Life Lesson: Accidental Inspiration

 

Most months, G and I try to come up with a theme.  It helps us to gain focus when trying to write blogs and find quotes for the week.  Other months, we accidentally stumble upon something and we look back and think, “huh, I guess we must have needed that.”
As I sat down to write yesterday, I looked back over the last week.  Since last Friday we have written about self-worth, going for it, choosing joy, and what-iffing the amazing things that could happen in our lives if we open ourselves up to the possibilities.  I don’t think it’s an accident that at least one of these blogs has struck a chord with you.  While we are all in different places in our lives, we all want to live out the best version of ourselves. Some of us are trying to dig deep this week to find ways to move forward in at least one of these areas.

 

So, I decided to take stock of where I am THIS WEEK  because let’s face it, it fluctuates. I started with my self -worth.  My worthiness meter is doing pretty well.  I’m 48, I don’t spend much time stressing about what others might think of me or comparing myself to others.  Okay, sometimes when we hit bathing suit season I compare myself to others, but I try not to spend much time there.  Also, I don’t let my cellulite, spare tire or cankles dictate how I feel about myself anymore.  My body has gotten me pretty far in this life and I really don’t want to spend my next 50 years stressing about the size of my jeans.  Yes, I think about it, but again it doesn’t rule my world.  All that being said, I want to take care of myself, which leads me to our next topic of “going for it.”

For me, “going for it” right now looks like an exercise/healthy eating program and I am currently on week 2 of a plan that is kicking my booty.

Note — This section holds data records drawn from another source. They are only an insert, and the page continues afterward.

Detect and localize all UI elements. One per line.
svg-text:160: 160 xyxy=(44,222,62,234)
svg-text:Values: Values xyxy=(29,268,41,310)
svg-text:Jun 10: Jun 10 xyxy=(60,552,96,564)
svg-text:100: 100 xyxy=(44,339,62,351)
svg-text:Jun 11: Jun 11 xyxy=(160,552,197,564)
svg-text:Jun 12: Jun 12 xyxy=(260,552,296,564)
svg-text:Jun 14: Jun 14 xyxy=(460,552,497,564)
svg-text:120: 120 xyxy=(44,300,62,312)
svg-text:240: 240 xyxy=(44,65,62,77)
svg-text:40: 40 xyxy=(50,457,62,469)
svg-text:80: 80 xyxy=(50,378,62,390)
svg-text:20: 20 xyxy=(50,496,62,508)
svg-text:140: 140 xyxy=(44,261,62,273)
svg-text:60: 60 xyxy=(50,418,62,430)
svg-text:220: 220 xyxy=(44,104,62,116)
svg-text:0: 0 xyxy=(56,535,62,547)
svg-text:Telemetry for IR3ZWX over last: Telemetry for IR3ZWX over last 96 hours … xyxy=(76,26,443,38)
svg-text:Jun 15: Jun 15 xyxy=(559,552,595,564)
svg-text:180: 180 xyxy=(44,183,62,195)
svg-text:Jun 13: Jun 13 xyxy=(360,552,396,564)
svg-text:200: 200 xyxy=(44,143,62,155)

Without sounding like I am making comparisons or complaining, I am definitely not 25 anymore.  To be clear, I don’t want to be 25, but it would be nice to not feel every single one of my 48 years when I wake up each morning.  I know it will pass, but it’s day 11 and I am exhausted, cranky and sore really doesn’t seem to cover it.  I keep telling myself that if I keep going I will never have to feel like this again.  I just don’t know when this phase is going to pass.  I mean, my elbow hurts.  Why does my elbow hurt?  Here’s the deal though.  I decided that I needed to get it together and find a plan that works.  Not a diet.  Not a quick fix, but a healthy lifestyle that I can sustain.  I made a commitment and everyday I wake up and choose AGAIN to follow through with that commitment.  Today, I walked the dogs in the wind, rain, and snow for 3 miles and when I got home I knew I still had to do my cardio.  I didn’t want to do it, but I made a commitment to myself and I followed through.  It was hard and I wanted to quit, but I didn’t and when I finished I was thankful to be done.  Tonight, a mere 12 hours after I got out of bed, I really just want to go back to sleep. Nobody said this whole “going for it” thing was easy.

Besides choosing to workout I am also trying to choose happiness.  Sometimes this is a problem because I live with other people and other people talk to me during the day.  These people are not always happy.  I like to think of myself as a generally happy person, but for those reading this who might think otherwise, I’ll just say I am a work in progress.

Now for the fun stuff.  The “what-ifing” the amazing possibilities that could happen at any moment.  I don’t know that I often think about the AMAZING possibilities that could happen, but I don’t dwell on the bad “what ifs” either so that’s good, right?  Like I said, I am a work in progress.

This weekend I am going to reflect on these things:
I AM ENOUGH.
GO FOR IT!
CHOOSE JOY!
WHAT IF SOMETHING AMAZING HAPPENS TODAY?

What might your weekend look like if you focus on these four things for the next few days?